Sara Nelson, the union’s president, said the survey suggests the problem is getting further out of hand while the Transportation Department considers new rules. More than 98 percent of the survey’s respondents worked on a flight with at least one emotional support animal in the past two years, and many of those were not fun.

“The responses we got from the survey only heighten our concern because of the number of flight attendants who were saying that the animals got loose that they were acting aggressively toward other passengers, and frankly the number that were defecating and urinating in the cabin. That’s a serious health issue,” Nelson said in an interview Thursday.

The issue is such a hot topic for flight attendants at the moment that the union’s survey reached beyond its own to include flight crews at airlines it doesn’t represent, she said.

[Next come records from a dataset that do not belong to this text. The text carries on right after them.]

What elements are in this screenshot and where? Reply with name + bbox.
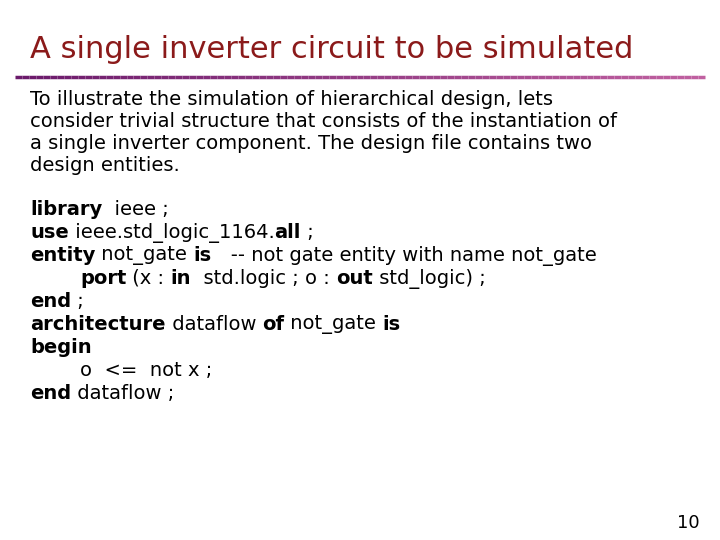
Text: std_logic) ;: std_logic) ; (373, 269, 485, 289)
Text: entity: entity (30, 246, 95, 265)
Text: ;: ; (71, 292, 84, 311)
Text: out: out (336, 269, 373, 288)
Text: (x :: (x : (127, 269, 171, 288)
Text: std.logic ; o :: std.logic ; o : (191, 269, 336, 288)
Text: architecture: architecture (30, 315, 166, 334)
Text: A single inverter circuit to be simulated: A single inverter circuit to be simulate… (30, 35, 634, 64)
Text: of: of (262, 315, 284, 334)
Text: port: port (80, 269, 127, 288)
Text: ieee ;: ieee ; (102, 200, 169, 219)
Text: ;: ; (301, 223, 314, 242)
Text: 10: 10 (678, 514, 700, 532)
Text: end: end (30, 384, 71, 403)
Text: dataflow: dataflow (166, 315, 262, 334)
Text: To illustrate the simulation of hierarchical design, lets: To illustrate the simulation of hierarch… (30, 90, 553, 109)
Text: consider trivial structure that consists of the instantiation of: consider trivial structure that consists… (30, 112, 617, 131)
Text: in: in (171, 269, 191, 288)
Text: is: is (194, 246, 212, 265)
Text: -- not gate entity with name not_gate: -- not gate entity with name not_gate (212, 246, 596, 266)
Text: library: library (30, 200, 102, 219)
Text: dataflow ;: dataflow ; (71, 384, 174, 403)
Text: o  <=  not x ;: o <= not x ; (30, 361, 212, 380)
Text: not_gate: not_gate (284, 315, 382, 334)
Text: a single inverter component. The design file contains two: a single inverter component. The design … (30, 134, 592, 153)
Text: end: end (30, 292, 71, 311)
Text: ieee.std_logic_1164.: ieee.std_logic_1164. (68, 223, 274, 243)
Text: use: use (30, 223, 68, 242)
Text: all: all (274, 223, 301, 242)
Text: not_gate: not_gate (95, 246, 194, 265)
Text: is: is (382, 315, 400, 334)
Text: design entities.: design entities. (30, 156, 180, 175)
Text: begin: begin (30, 338, 91, 357)
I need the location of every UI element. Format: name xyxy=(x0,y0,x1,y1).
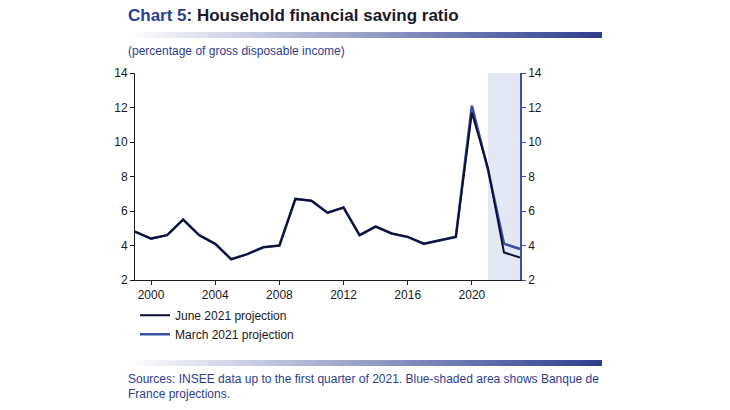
svg-text:March 2021 projection: March 2021 projection xyxy=(175,328,294,342)
svg-text:12: 12 xyxy=(528,101,542,115)
svg-text:12: 12 xyxy=(114,101,128,115)
svg-text:14: 14 xyxy=(528,66,542,80)
svg-text:2008: 2008 xyxy=(266,288,293,302)
svg-text:8: 8 xyxy=(121,170,128,184)
svg-text:2012: 2012 xyxy=(330,288,357,302)
svg-text:8: 8 xyxy=(528,170,535,184)
svg-text:4: 4 xyxy=(121,239,128,253)
svg-text:10: 10 xyxy=(114,135,128,149)
svg-text:2016: 2016 xyxy=(394,288,421,302)
svg-text:2: 2 xyxy=(528,273,535,287)
html-text:(percentage of gross disposabl: (percentage of gross disposable income) xyxy=(128,44,345,58)
svg-text:4: 4 xyxy=(528,239,535,253)
svg-text:2: 2 xyxy=(121,273,128,287)
svg-text:6: 6 xyxy=(121,204,128,218)
html-text:Chart 5: Household financial s: Chart 5: Household financial saving rati… xyxy=(128,6,459,25)
svg-text:2020: 2020 xyxy=(459,288,486,302)
html-text:Sources: INSEE data up to the: Sources: INSEE data up to the first quar… xyxy=(128,372,599,401)
svg-text:10: 10 xyxy=(528,135,542,149)
svg-text:June 2021 projection: June 2021 projection xyxy=(175,309,286,323)
svg-text:6: 6 xyxy=(528,204,535,218)
svg-text:2004: 2004 xyxy=(202,288,229,302)
svg-text:2000: 2000 xyxy=(138,288,165,302)
svg-text:14: 14 xyxy=(114,66,128,80)
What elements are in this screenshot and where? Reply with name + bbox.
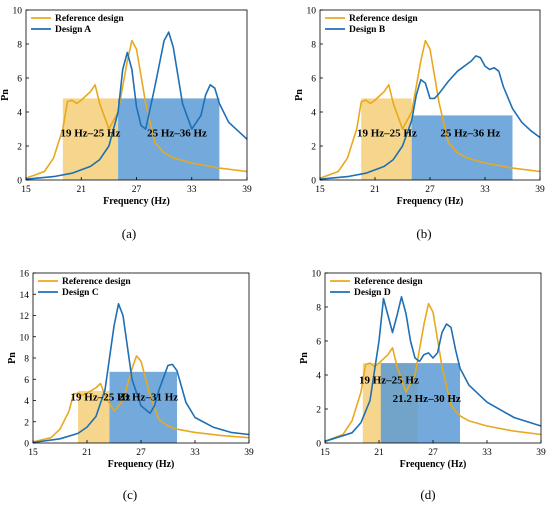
band-label: 19 Hz–25 Hz (357, 128, 417, 140)
y-tick-label: 10 (13, 7, 23, 17)
x-tick-label: 39 (244, 448, 254, 458)
x-tick-label: 39 (536, 448, 546, 458)
x-axis-label: Frequency (Hz) (108, 459, 175, 470)
y-tick-label: 2 (311, 143, 316, 153)
y-tick-label: 4 (24, 397, 29, 407)
legend-label-reference: Reference design (62, 277, 131, 287)
x-axis-label: Frequency (Hz) (103, 196, 170, 207)
panel-b: 19 Hz–25 Hz 25 Hz–36 Hz 15 21 27 33 39 0 2 4 6 8 10 F… (294, 7, 545, 242)
y-tick-label: 10 (20, 333, 30, 343)
reference-line (25, 39, 248, 180)
band-label: 25 Hz–36 Hz (147, 128, 207, 140)
x-tick-label: 21 (374, 448, 384, 458)
band-label: 25 Hz–36 Hz (440, 128, 500, 140)
y-axis-label: Pn (0, 89, 11, 101)
band-label: 23 Hz–31 Hz (118, 392, 178, 404)
x-axis-label: Frequency (Hz) (397, 196, 464, 207)
x-tick-label: 21 (82, 448, 92, 458)
y-tick-label: 4 (316, 372, 321, 382)
y-tick-label: 10 (312, 270, 322, 280)
panel-caption: (b) (416, 226, 431, 241)
band-label: 21.2 Hz–30 Hz (393, 393, 461, 405)
x-tick-label: 21 (77, 185, 87, 195)
x-axis-label: Frequency (Hz) (400, 459, 467, 470)
reference-line (324, 302, 542, 443)
y-tick-label: 4 (311, 109, 316, 119)
y-tick-label: 6 (17, 75, 22, 85)
y-tick-label: 2 (316, 406, 321, 416)
y-tick-label: 16 (20, 270, 30, 280)
x-tick-label: 33 (482, 448, 492, 458)
reference-line (319, 39, 541, 180)
legend-label-design: Design C (62, 288, 99, 298)
panel-caption: (a) (122, 226, 136, 241)
band-label: 19 Hz–25 Hz (61, 128, 121, 140)
y-tick-label: 6 (311, 75, 316, 85)
design-line (32, 303, 250, 444)
design-line (319, 55, 541, 180)
x-tick-label: 27 (425, 185, 435, 195)
y-axis-label: Pn (294, 89, 305, 101)
panel-caption: (c) (123, 487, 137, 502)
y-tick-label: 0 (311, 177, 316, 187)
band-design (411, 115, 513, 180)
band-design (380, 363, 460, 443)
y-tick-label: 2 (17, 143, 22, 153)
y-tick-label: 14 (20, 291, 30, 301)
panel-a: 19 Hz–25 Hz 25 Hz–36 Hz 15 21 27 33 39 0 2 4 6 8 10 F… (0, 7, 252, 242)
legend-label-reference: Reference design (349, 14, 418, 24)
design-line (324, 296, 542, 443)
legend-label-reference: Reference design (354, 277, 423, 287)
y-axis-label: Pn (299, 352, 310, 364)
legend-label-design: Design B (349, 25, 386, 35)
y-tick-label: 2 (24, 418, 29, 428)
x-tick-label: 15 (320, 448, 330, 458)
x-tick-label: 33 (190, 448, 200, 458)
x-tick-label: 15 (21, 185, 31, 195)
x-tick-label: 15 (315, 185, 325, 195)
x-tick-label: 27 (132, 185, 142, 195)
band-label: 19 Hz–25 Hz (71, 392, 131, 404)
legend-label-reference: Reference design (55, 14, 124, 24)
x-tick-label: 21 (370, 185, 380, 195)
x-tick-label: 27 (136, 448, 146, 458)
y-tick-label: 6 (316, 338, 321, 348)
y-axis-label: Pn (7, 352, 18, 364)
legend-label-design: Design D (354, 288, 391, 298)
y-tick-label: 8 (316, 304, 321, 314)
band-reference (78, 390, 110, 443)
y-tick-label: 0 (316, 440, 321, 450)
y-tick-label: 8 (24, 355, 29, 365)
x-tick-label: 39 (535, 185, 545, 195)
x-tick-label: 15 (28, 448, 38, 458)
y-tick-label: 4 (17, 109, 22, 119)
x-tick-label: 39 (242, 185, 252, 195)
band-label: 19 Hz–25 Hz (359, 375, 419, 387)
x-tick-label: 33 (480, 185, 490, 195)
y-tick-label: 0 (24, 440, 29, 450)
y-tick-label: 8 (311, 41, 316, 51)
legend-label-design: Design A (55, 25, 91, 35)
reference-line (32, 355, 250, 443)
y-tick-label: 8 (17, 41, 22, 51)
y-tick-label: 0 (17, 177, 22, 187)
x-tick-label: 27 (428, 448, 438, 458)
y-tick-label: 10 (307, 7, 317, 17)
band-reference (361, 98, 412, 180)
panel-caption: (d) (420, 487, 435, 502)
y-tick-label: 6 (24, 376, 29, 386)
y-tick-label: 12 (20, 312, 30, 322)
x-tick-label: 33 (187, 185, 197, 195)
design-line (25, 31, 248, 180)
panel-d: 19 Hz–25 Hz 21.2 Hz–30 Hz 15 21 27 33 39 0 2 4 6 8 1… (299, 270, 546, 503)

The AFA argues that so many animals on flights is not only making life unpleasant for crews and passengers, it’s fueling a growing backlash against all in-flight animals, including bona fide service animals that are trained to help people with disabilities.

One flight attendant was bitten on the foot as she walked past a dog, and another was bitten while placing a drink on a tray table. Nelson was on a flight where a dog walked back and forth across several passengers, to everyone’s amusement – until the dog became worked up and began acting aggressively. The mood of nearby passengers also changed for the worse, she said.

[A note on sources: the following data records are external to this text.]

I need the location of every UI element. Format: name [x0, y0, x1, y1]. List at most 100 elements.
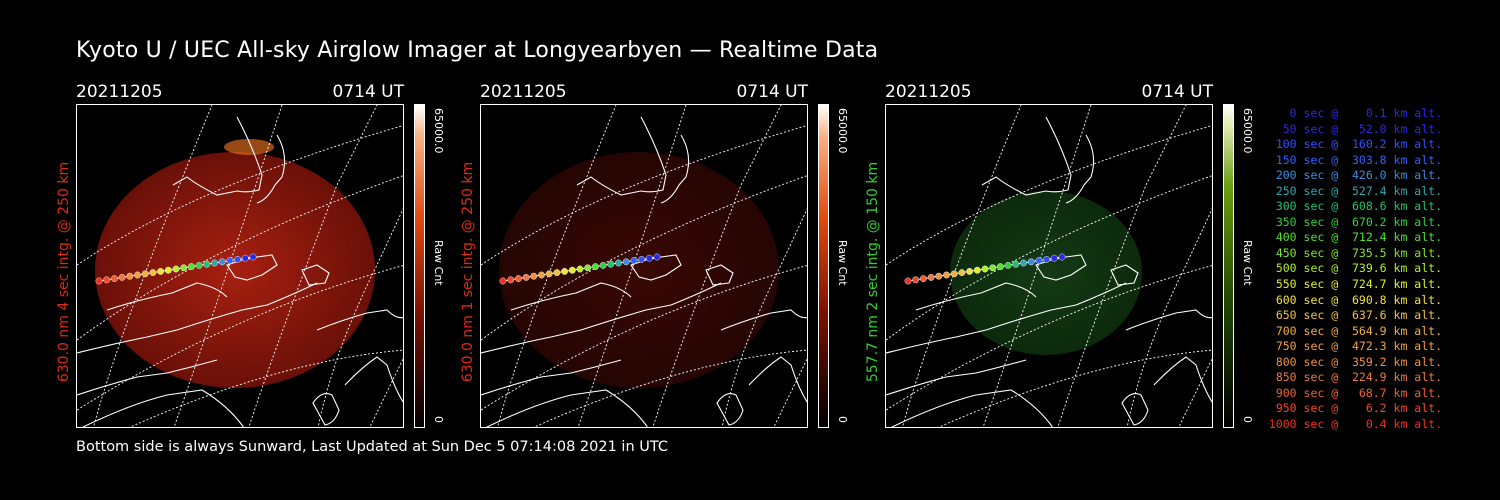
panel-time: 0714 UT	[736, 82, 809, 102]
footer-note: Bottom side is always Sunward, Last Upda…	[76, 439, 668, 455]
trajectory-point	[943, 271, 950, 279]
panel-ylabel: 557.7 nm 2 sec intg. @ 150 km	[865, 161, 881, 383]
panel-time: 0714 UT	[332, 82, 405, 102]
grid-line	[77, 125, 403, 266]
trajectory-point	[507, 276, 515, 284]
coastline	[1110, 264, 1139, 286]
grid-line	[481, 265, 807, 411]
coastline	[716, 393, 744, 426]
airglow-field	[95, 152, 375, 388]
trajectory-point	[1043, 255, 1051, 263]
coastline	[886, 282, 1127, 354]
trajectory-legend-row: 600 sec @ 690.8 km alt.	[1268, 292, 1442, 307]
trajectory-legend-row: 200 sec @ 426.0 km alt.	[1268, 168, 1442, 183]
trajectory-point	[568, 266, 576, 274]
trajectory-point	[157, 267, 165, 275]
coastline	[748, 356, 807, 403]
coastline	[316, 309, 403, 331]
trajectory-legend-row: 700 sec @ 564.9 km alt.	[1268, 323, 1442, 338]
coastline	[886, 359, 1027, 396]
grid-line	[1126, 208, 1212, 427]
trajectory-point	[149, 269, 157, 277]
trajectory-point	[1020, 259, 1027, 267]
colorbar	[1223, 104, 1234, 428]
coastline	[705, 264, 734, 286]
trajectory-point	[188, 263, 195, 271]
imager-panel-1: 20211205 0714 UT 630.0 nm 4 sec intg. @ …	[56, 82, 476, 432]
trajectory-point	[499, 277, 507, 285]
grid-line	[481, 175, 807, 341]
allsky-image	[885, 104, 1213, 428]
panel-time: 0714 UT	[1141, 82, 1214, 102]
allsky-map-svg	[481, 105, 807, 427]
coastline	[720, 309, 807, 331]
trajectory-point	[576, 265, 584, 273]
grid-line	[173, 105, 283, 427]
colorbar-max: 65000.0	[432, 108, 445, 154]
panel-ylabel: 630.0 nm 1 sec intg. @ 250 km	[460, 161, 476, 383]
colorbar-min: 0	[836, 416, 849, 423]
coastline	[481, 359, 622, 396]
coastline	[77, 359, 218, 396]
trajectory-point	[592, 263, 599, 271]
coastline	[485, 389, 648, 427]
trajectory-point	[195, 261, 203, 269]
coastline	[301, 264, 330, 286]
colorbar-unit: Raw Cnt	[1241, 240, 1254, 286]
trajectory-point	[1027, 258, 1035, 266]
grid-line	[886, 125, 1212, 266]
trajectory-point	[226, 257, 234, 265]
trajectory-point	[538, 271, 545, 279]
trajectory-point	[950, 270, 958, 278]
colorbar	[414, 104, 425, 428]
trajectory-point	[584, 264, 592, 272]
grid-line	[77, 175, 403, 341]
trajectory-point	[164, 266, 172, 274]
trajectory-point	[218, 258, 226, 266]
trajectory-point	[607, 260, 615, 268]
trajectory-legend: 0 sec @ 0.1 km alt. 50 sec @ 52.0 km alt…	[1262, 106, 1442, 432]
page-title: Kyoto U / UEC All-sky Airglow Imager at …	[76, 38, 879, 63]
trajectory-point	[180, 264, 188, 272]
trajectory-legend-row: 500 sec @ 739.6 km alt.	[1268, 261, 1442, 276]
grid-line	[533, 349, 807, 427]
coastline	[172, 116, 263, 196]
grid-line	[577, 105, 687, 427]
coastline	[1125, 309, 1212, 331]
coastline	[77, 282, 318, 354]
trajectory-point	[1004, 261, 1012, 269]
trajectory-point	[1058, 253, 1066, 261]
imager-panel-2: 20211205 0714 UT 630.0 nm 1 sec intg. @ …	[460, 82, 880, 432]
coastline	[576, 116, 667, 196]
grid-line	[369, 358, 403, 427]
allsky-image	[76, 104, 404, 428]
trajectory-point	[920, 275, 927, 283]
trajectory-point	[989, 264, 997, 272]
colorbar-max: 65000.0	[836, 108, 849, 154]
airglow-field	[950, 191, 1142, 355]
trajectory-point	[958, 269, 966, 277]
trajectory-point	[172, 265, 180, 273]
grid-line	[652, 105, 782, 427]
grid-line	[773, 358, 807, 427]
trajectory-point	[630, 257, 638, 265]
trajectory-point	[927, 273, 935, 281]
colorbar-unit: Raw Cnt	[432, 240, 445, 286]
trajectory-point	[973, 266, 981, 274]
trajectory-point	[912, 276, 920, 284]
trajectory-point	[211, 259, 218, 267]
trajectory-point	[966, 267, 974, 275]
grid-line	[982, 105, 1092, 427]
colorbar	[818, 104, 829, 428]
imager-panel-3: 20211205 0714 UT 557.7 nm 2 sec intg. @ …	[865, 82, 1285, 432]
trajectory-point	[126, 272, 134, 280]
trajectory-point	[553, 269, 561, 277]
grid-line	[886, 265, 1212, 411]
trajectory-point	[1050, 254, 1058, 262]
grid-line	[938, 349, 1212, 427]
trajectory-legend-row: 250 sec @ 527.4 km alt.	[1268, 183, 1442, 198]
trajectory-legend-row: 400 sec @ 712.4 km alt.	[1268, 230, 1442, 245]
trajectory-point	[615, 259, 622, 267]
grid-line	[481, 125, 807, 266]
trajectory-point	[545, 270, 553, 278]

“And at one point the owner had to contain the animal because what started as a very happy, cuddly situation for whatever reason turned into a stressful situation for the animal,” Nelson said. “That owner was able to get that animal under control, but that’s not always the case.”

It’s not just dogs, either. Delta Airlines, which announced this year that it was implementing stricter rules, said people have tried to fly with companion turkeys, companion snakes, companion spiders and more. The AFA said a bird got loose on one flight and couldn’t be found in the cabin for 45 minutes.

The union also is raising concern about the welfare of animals brought aboard planes improperly. Unlike trained service animals, pets and other creatures are generally not acclimated to the stressful conditions of commercial flight, including cramped spaces and cabin pressurization, Nelson said. Some animals become anxious and aggressive under such conditions.

“If it’s really a service animal, they are trained to be in that space. They are trained for emergency situations,” Nelson said.

The union, which represents more than 50,000 flight attendants at 20 airlines, said its membership backs new regulations that might permit some emotional support animals aboard a flight, but only if they are strictly licensed and certified and required to be kept under proper control — all characteristics of properly trained service animals, which the union welcomes.

“I will you tell that, actually, some of our favorite animals are service animals,” Nelson said. “You wouldn’t even know that they’re there. They’re trained to almost make themselves invisible and to give their owners the care and the guidance that they need. But these emotional support animals are not trained to be in these spaces.”